Estava insatisfeita com a vida que levava. Queria ser a autora da própria história, contar de grandes feitos, desbravar reinos distantes. Porém, a realidade da fome e do frio a fizeram buscar abrigo na casa do velho alquimista Jian, que propôs guardá-la em troca de serviços domésticos e ajuda em seus experimentos. Afinal, ainda era uma garota de quinze anos, desprovida da malícia necessária para sobreviver neste mundo.

Como um dos sete membros do Círculo de Alquimia do reino, Jian passava longas horas em um quarto escuro e quente experimentando elementos e manipulando minérios e plantas na tentativa de criar ouro, o mais precioso dos metais. Seu ofício de alquimista era um segredo que poucos conheciam e, por isso, corria à boca pequena pelas esquinas e plantações da cidade que Jian era um perigoso feiticeiro.

Enquanto se aproximava da pequena construção de pedra em que morava, Liang lembrou-se de quando seu mestre lhe contou sobre como a busca pelo ouro era não somente uma procura material, mas uma empreitada dotada de motivação espiritual: transformar metais comuns em ouro seria uma forma de libertar a essência divina que existe em todas as coisas, o que poderia finalmente ser utilizado para criar o lendário elixir da vida.

Naquela tarde, Liang estaria sozinha, pois seu mestre se encontrava em uma secreta expedição para recolher materiais de pesquisa e só retornaria na manhã seguinte. Um amargor em seu âmago a fez lembrar de quando seu pedido de ser treinada para um dia entrar no Círculo dos Alquimistas foi rejeitado pelo velho mestre.

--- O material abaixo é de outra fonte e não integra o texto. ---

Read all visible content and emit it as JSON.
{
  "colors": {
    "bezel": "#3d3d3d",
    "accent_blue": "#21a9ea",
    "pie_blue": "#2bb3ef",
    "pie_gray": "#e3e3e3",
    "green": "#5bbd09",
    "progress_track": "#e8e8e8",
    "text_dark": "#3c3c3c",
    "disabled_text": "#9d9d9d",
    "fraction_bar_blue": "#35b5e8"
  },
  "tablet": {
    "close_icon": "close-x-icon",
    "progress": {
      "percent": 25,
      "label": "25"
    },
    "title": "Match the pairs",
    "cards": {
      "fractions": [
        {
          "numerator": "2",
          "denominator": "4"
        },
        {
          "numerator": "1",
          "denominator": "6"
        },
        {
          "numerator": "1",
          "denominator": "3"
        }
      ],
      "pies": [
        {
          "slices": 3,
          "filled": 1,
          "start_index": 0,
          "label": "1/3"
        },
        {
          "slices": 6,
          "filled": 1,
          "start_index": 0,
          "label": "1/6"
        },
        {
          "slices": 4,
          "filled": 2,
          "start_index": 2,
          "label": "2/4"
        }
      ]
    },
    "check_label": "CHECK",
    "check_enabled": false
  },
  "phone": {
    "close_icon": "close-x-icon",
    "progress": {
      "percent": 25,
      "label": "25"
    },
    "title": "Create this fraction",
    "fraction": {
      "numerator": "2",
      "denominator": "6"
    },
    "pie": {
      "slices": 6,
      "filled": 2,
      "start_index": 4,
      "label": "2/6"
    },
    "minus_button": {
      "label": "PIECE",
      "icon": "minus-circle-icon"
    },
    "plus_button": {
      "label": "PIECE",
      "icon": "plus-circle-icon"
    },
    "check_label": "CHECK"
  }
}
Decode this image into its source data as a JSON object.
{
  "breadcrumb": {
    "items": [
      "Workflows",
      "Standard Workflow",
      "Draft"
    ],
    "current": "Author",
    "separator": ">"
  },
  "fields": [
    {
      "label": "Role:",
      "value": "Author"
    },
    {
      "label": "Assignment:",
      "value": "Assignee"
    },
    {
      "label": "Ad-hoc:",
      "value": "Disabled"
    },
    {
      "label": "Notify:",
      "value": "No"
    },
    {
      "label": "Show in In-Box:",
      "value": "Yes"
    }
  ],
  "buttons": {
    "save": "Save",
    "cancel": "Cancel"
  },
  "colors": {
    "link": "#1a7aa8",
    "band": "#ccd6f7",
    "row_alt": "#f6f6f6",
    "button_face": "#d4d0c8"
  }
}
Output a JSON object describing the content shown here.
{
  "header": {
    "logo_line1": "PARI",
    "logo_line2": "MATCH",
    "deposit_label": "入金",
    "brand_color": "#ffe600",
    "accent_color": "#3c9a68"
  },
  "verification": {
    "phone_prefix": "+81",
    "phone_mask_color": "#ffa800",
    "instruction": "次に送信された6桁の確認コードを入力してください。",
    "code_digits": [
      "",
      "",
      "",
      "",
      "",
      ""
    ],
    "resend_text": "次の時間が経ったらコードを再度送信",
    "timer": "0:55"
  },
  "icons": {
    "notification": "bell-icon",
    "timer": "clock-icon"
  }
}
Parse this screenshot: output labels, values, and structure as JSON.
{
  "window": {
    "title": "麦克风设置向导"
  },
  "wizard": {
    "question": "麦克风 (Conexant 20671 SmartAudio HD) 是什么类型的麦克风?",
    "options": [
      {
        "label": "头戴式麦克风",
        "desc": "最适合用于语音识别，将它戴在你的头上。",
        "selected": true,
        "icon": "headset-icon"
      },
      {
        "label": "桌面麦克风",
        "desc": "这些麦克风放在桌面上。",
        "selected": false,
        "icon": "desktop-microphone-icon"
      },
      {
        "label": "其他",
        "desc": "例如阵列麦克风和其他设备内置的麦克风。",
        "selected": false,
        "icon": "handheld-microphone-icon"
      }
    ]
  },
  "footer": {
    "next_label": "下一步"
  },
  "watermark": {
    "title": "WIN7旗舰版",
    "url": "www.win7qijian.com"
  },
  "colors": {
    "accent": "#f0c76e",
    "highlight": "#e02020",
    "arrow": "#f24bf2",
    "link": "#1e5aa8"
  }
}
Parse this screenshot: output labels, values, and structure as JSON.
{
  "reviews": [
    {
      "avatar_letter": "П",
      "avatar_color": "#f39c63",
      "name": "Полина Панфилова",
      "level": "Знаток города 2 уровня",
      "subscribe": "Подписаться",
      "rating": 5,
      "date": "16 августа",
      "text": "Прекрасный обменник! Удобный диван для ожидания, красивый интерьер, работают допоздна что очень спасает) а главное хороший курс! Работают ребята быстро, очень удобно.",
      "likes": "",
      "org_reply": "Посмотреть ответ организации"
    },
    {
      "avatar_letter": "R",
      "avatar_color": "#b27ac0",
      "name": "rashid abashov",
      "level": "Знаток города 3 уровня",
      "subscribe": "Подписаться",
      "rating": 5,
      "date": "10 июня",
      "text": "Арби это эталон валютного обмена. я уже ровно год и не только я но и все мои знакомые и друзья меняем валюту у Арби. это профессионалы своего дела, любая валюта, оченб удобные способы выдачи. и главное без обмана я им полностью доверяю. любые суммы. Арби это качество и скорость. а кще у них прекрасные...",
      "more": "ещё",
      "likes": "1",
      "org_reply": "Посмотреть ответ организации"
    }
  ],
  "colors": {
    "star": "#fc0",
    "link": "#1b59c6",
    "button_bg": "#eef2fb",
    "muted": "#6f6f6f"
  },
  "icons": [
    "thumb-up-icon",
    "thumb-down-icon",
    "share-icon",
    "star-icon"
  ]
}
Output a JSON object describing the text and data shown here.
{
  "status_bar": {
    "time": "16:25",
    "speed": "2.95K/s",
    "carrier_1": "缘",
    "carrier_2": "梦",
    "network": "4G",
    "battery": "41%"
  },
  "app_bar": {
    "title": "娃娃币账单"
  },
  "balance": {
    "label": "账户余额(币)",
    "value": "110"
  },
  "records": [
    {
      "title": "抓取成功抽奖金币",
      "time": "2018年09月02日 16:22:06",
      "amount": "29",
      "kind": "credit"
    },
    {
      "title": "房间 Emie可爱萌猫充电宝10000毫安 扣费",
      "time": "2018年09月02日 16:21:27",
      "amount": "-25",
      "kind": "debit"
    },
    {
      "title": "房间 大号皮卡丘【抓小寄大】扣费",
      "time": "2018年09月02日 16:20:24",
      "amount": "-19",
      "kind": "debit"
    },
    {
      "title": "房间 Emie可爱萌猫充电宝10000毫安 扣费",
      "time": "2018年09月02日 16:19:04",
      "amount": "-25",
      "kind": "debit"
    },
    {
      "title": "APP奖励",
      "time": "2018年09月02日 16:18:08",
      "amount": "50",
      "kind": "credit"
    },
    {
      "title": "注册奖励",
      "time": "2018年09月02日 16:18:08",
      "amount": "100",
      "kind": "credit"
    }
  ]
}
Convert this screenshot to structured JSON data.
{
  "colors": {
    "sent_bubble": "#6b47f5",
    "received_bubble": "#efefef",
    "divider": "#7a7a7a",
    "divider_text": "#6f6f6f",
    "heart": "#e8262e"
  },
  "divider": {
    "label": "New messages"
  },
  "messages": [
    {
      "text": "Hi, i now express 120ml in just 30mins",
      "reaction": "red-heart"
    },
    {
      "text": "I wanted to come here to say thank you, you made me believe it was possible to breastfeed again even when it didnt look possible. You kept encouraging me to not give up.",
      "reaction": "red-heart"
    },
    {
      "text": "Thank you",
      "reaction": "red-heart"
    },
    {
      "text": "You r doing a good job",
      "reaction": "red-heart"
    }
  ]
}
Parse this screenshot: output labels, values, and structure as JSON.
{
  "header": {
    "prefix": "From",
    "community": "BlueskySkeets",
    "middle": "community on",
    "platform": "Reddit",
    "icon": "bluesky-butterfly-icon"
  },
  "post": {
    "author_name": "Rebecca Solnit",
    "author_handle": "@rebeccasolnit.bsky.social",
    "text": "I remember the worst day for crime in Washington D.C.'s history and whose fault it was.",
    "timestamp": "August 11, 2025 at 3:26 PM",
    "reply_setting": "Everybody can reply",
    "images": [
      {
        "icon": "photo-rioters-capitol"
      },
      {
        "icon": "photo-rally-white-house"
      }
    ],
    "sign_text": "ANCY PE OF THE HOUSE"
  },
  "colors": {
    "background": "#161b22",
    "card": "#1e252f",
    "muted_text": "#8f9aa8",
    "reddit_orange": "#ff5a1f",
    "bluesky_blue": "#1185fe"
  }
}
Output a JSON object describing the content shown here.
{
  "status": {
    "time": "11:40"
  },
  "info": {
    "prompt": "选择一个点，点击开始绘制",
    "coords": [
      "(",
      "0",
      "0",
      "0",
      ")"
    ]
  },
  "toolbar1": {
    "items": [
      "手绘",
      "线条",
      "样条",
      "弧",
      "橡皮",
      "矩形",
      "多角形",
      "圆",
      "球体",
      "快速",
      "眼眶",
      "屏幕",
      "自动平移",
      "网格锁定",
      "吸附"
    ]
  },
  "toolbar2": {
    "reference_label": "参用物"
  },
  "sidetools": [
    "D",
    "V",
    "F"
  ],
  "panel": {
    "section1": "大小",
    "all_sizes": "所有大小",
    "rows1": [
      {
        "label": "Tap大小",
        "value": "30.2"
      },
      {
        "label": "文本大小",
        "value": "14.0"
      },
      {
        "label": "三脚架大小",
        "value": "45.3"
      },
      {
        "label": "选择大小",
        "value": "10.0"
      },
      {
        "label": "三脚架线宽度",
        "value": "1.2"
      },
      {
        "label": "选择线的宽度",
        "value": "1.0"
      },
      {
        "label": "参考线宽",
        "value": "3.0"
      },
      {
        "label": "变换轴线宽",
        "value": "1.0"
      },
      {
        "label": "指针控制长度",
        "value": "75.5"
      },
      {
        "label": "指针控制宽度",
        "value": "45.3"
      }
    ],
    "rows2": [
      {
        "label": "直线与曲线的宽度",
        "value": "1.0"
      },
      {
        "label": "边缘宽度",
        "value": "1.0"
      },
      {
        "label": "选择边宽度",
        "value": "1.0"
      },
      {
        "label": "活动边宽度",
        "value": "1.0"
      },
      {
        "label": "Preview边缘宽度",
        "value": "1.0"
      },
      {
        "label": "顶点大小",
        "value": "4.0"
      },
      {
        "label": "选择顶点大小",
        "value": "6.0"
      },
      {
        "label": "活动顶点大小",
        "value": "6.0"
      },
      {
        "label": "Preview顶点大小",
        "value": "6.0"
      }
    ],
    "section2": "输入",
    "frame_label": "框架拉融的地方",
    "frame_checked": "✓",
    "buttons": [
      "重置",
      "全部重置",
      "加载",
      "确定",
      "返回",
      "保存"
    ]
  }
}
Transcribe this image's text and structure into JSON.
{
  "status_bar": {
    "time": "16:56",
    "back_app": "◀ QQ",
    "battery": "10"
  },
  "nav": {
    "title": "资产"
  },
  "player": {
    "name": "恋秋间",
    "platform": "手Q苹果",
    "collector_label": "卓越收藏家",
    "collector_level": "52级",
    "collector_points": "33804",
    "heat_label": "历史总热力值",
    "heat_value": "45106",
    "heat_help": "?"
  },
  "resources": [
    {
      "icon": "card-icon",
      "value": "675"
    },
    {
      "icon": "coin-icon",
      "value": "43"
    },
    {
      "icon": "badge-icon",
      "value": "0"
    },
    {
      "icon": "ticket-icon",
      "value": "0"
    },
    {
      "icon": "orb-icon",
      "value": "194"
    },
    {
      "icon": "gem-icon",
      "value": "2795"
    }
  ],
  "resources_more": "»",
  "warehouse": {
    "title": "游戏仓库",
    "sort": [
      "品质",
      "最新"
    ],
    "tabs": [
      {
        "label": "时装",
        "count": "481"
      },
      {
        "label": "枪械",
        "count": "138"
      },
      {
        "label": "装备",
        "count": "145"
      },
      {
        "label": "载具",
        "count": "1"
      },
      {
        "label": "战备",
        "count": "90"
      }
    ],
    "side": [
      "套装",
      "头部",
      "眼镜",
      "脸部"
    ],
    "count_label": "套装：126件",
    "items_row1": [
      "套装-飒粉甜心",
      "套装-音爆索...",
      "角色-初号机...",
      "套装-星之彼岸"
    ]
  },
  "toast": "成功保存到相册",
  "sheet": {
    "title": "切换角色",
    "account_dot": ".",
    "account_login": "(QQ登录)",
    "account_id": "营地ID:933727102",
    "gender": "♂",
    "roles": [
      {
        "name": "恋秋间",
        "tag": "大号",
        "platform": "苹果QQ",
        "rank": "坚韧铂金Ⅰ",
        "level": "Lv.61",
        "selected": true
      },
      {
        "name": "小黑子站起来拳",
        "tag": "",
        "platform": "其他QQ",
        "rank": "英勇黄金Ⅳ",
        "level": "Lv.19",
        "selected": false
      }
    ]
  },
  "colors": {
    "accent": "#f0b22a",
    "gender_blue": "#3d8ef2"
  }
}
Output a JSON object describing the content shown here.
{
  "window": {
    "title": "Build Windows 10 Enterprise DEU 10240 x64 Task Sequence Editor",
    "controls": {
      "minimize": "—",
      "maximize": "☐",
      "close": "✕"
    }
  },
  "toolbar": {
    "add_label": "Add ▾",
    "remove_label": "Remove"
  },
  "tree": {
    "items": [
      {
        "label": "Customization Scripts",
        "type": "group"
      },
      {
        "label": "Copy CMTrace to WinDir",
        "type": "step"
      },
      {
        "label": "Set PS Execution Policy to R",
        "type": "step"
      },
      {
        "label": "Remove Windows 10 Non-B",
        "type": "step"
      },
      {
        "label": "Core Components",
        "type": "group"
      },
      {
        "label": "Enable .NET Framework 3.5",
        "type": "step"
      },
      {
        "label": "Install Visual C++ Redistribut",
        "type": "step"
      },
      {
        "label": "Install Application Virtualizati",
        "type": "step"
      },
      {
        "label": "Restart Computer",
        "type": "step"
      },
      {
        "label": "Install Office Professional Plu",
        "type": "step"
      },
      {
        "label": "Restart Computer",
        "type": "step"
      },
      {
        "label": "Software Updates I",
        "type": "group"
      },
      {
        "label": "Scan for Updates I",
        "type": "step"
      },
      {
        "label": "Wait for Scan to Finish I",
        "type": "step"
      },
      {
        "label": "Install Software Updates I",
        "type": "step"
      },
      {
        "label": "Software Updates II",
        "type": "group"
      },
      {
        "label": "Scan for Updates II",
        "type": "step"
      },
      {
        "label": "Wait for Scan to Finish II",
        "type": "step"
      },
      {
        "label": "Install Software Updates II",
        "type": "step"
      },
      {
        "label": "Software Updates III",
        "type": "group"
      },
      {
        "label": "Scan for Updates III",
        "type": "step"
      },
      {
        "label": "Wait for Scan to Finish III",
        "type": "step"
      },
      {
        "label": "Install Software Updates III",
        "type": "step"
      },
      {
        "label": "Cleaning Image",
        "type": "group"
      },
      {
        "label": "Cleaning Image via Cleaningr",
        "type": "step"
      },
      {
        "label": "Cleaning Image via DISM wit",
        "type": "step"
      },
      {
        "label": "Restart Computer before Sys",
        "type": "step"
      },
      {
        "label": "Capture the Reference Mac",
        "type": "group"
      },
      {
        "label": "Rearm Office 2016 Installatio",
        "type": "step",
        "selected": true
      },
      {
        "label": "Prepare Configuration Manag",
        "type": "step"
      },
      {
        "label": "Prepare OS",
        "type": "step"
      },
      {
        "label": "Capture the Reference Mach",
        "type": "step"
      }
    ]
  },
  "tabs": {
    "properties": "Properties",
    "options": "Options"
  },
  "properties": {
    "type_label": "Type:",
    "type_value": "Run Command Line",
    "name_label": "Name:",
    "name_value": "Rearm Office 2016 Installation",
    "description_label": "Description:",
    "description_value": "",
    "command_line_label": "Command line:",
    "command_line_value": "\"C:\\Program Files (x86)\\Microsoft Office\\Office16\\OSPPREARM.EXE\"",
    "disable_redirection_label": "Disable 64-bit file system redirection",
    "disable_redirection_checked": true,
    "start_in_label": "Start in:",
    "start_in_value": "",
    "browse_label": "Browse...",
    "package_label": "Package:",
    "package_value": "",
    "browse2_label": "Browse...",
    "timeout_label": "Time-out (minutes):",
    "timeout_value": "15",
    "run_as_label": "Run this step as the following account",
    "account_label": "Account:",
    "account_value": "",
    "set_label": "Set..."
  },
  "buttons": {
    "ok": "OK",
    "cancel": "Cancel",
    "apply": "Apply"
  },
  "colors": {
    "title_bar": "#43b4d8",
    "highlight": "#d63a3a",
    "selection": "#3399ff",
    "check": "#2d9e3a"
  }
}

A arte de aperfeiçoar os corpos com a ajuda da natureza era restrita aos homens, ao passo que as mulheres deveriam se empenhar em lhes servir de suporte, sem jamais proceder por si próprias às experimentações. Ao perceber sua tristeza, no entanto, Jian concordou e ensinar-lhe rudimentos da alquimia e permitir que estudasse os livros de sua biblioteca e, assim, contava com sua ajuda em experimentos mais simples.

A passos arrastados, a menina entrou em casa e se dirigiu ao pequeno laboratório. Ali, encontraria materiais para realizar sua tarefa naquela tarde: preparar uma encomenda de perfumes para a imperatriz.

Liang verificou se na bancada estavam os ingredientes de que necessitaria: álcool de cereais e óleos aromáticos e essenciais para as notas de cabeça, de topo e de fundo. Descobrira seu talento nos primeiros dias de aulas com Jian e se tornara responsável por abastecer pessoalmente a penteadeira da imperatriz com seus bálsamos. Com isso, ganhara também livre acesso ao palácio.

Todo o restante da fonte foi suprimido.